Revers de la médaille. Leur taille et poids les condamnent à une certaine lenteur - environ 1 000 km/h d’après le constructeur -, "même s’ils restent une solution plus rapide que les autres systèmes à longue distance de l’arsenal ukrainien [essentiellement certains drones, NDLR]", écrit Fabian Hoffmann dans une analyse détaillée qu’il a fourni sur les capacités de ces Flamingo.
Ces missiles ne sont pas non plus bardés de technologie de pointe, comme les solutions occidentales ou même le missile à moyenne portée ukrainien Neptune. Le FP-5 sera probablement moins précis et plus susceptible d’être vulnérable à certaines mesures défensives comme le brouillage du système GPS embarqué.
Cette relative modestie technologique fait du Flamingo une "arme plus facile et moins chère à produire que, par exemple, le Neptune ukrainien", assure Huseyn Aliyev. "Ce ne sont pas les mêmes logiques. Le Neptune, conçu avant la guerre d’invasion, a bénéficié de matériaux et d’options plus avancées lui permettant, par exemple, d’être plus furtif. Mais c’était surtout une arme produite pour être exportée", ajoute cet expert.
Le défi de la fabrication en série à grande échelle
Le nouveau venu dans l’arsenal balistique ukrainien a été pensé pour les besoins immédiats de la guerre contre la Russie. Sa portée et sa charge explosive sont censées "permettre à l’Ukraine de frapper si nécessaire les installations militaires que la Russie repousse toujours davantage vers l’est, afin de se mettre à l’abri des missiles à moins longue portée", explique Huseyn Aliyev.
En outre, dans le contexte actuel, "les défenses anti-aériennes russes ont déjà du mal à couvrir l’essentiel du territoire national et ça ne va pas aller en s’améliorant", assure Fabian Hoffmann. La guerre d’attrition en cours draine également les ressources russes pour protéger ses sites contre les frappes ukrainiennes sur le territoire russe. Et puis, l’arrivée de missiles pouvant voler sur 3 000 km ne signifie pas que la Russie va simplement reculer ses défenses. Il faut ajouter une nouvelle ligne de défense anti-aérienne, expliquent les experts interrogés.
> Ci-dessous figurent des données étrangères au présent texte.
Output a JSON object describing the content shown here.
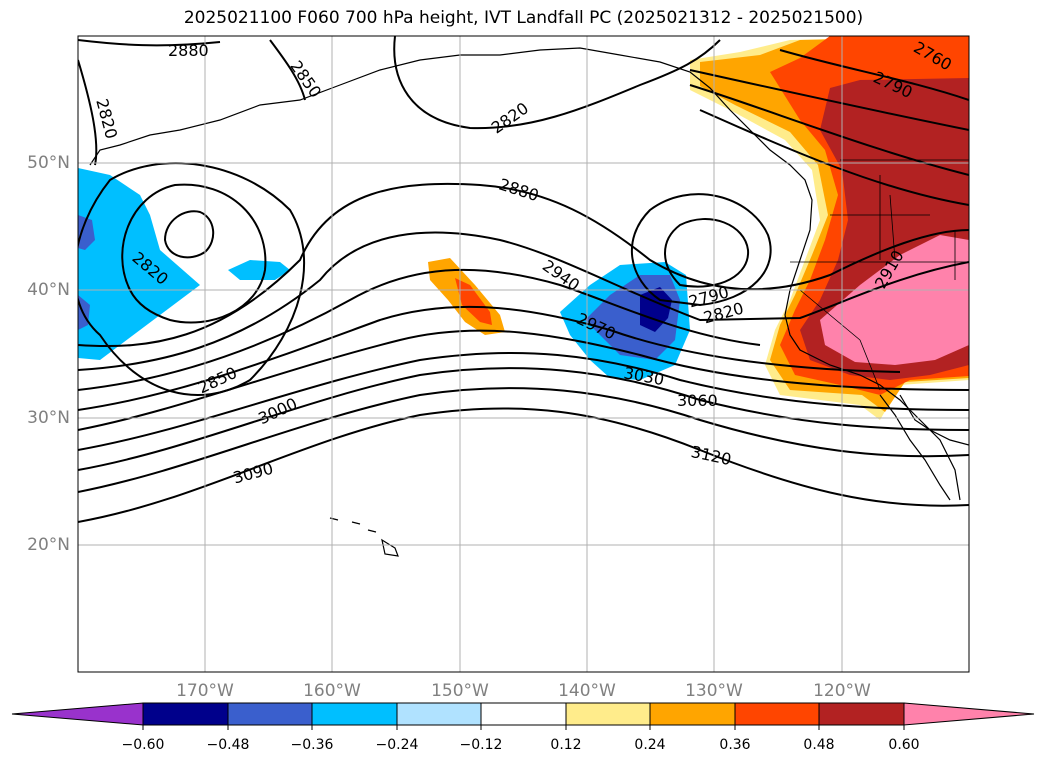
{
  "title": "2025021100 F060 700 hPa height, IVT Landfall PC (2025021312 - 2025021500)",
  "map": {
    "lat_labels": [
      "50°N",
      "40°N",
      "30°N",
      "20°N"
    ],
    "lon_labels": [
      "170°W",
      "160°W",
      "150°W",
      "140°W",
      "130°W",
      "120°W"
    ],
    "contour_labels": [
      "2880",
      "2850",
      "2820",
      "2820",
      "2880",
      "2940",
      "2970",
      "3030",
      "2790",
      "2820",
      "2910",
      "2760",
      "2790",
      "2850",
      "3000",
      "3060",
      "3090",
      "3120",
      "2820"
    ]
  },
  "colorbar": {
    "ticks": [
      "−0.60",
      "−0.48",
      "−0.36",
      "−0.24",
      "−0.12",
      "0.12",
      "0.24",
      "0.36",
      "0.48",
      "0.60"
    ],
    "colors": [
      "#9932cc",
      "#00008b",
      "#3a5fcd",
      "#00bfff",
      "#b0e2ff",
      "#ffffff",
      "#ffec8b",
      "#ffa500",
      "#ff4500",
      "#b22222",
      "#ff82ab"
    ]
  }
}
Mais les Flamingo ne seront vraiment utiles "que si l’Ukraine réussit à les produire en série à grande échelle", estime Huseyn Aliyev. D’où l’objectif d’en fabriquer 2 500 par an affiché par Fire Point. "Le principal défi pour y arriver réside dans le turboréacteur à double flux. C’est le moteur du missile, et il n’est pas évident que l’entreprise ukrainienne qui le fabrique - Motor Sich - sera capable d’augmenter sa production pour répondre à ces objectifs", explique Fabian Hoffmann.
Si l’Ukraine y parvient, le Flamingo pourrait changer la donne de la guerre. D’abord à court terme en réduisant la dépendance ukrainienne aux livraisons d’armes occidentales, soumises aux caprices de dirigeants comme Donald Trump. Mais aussi à plus long terme. Disposer d'un stock conséquent de tels missiles représente "la meilleure solution possible à disposition de l’Ukraine pour dissuader toute velléité future d’agression russe sans dépendre d'un autre pays", conclut Fabian Hoffmann.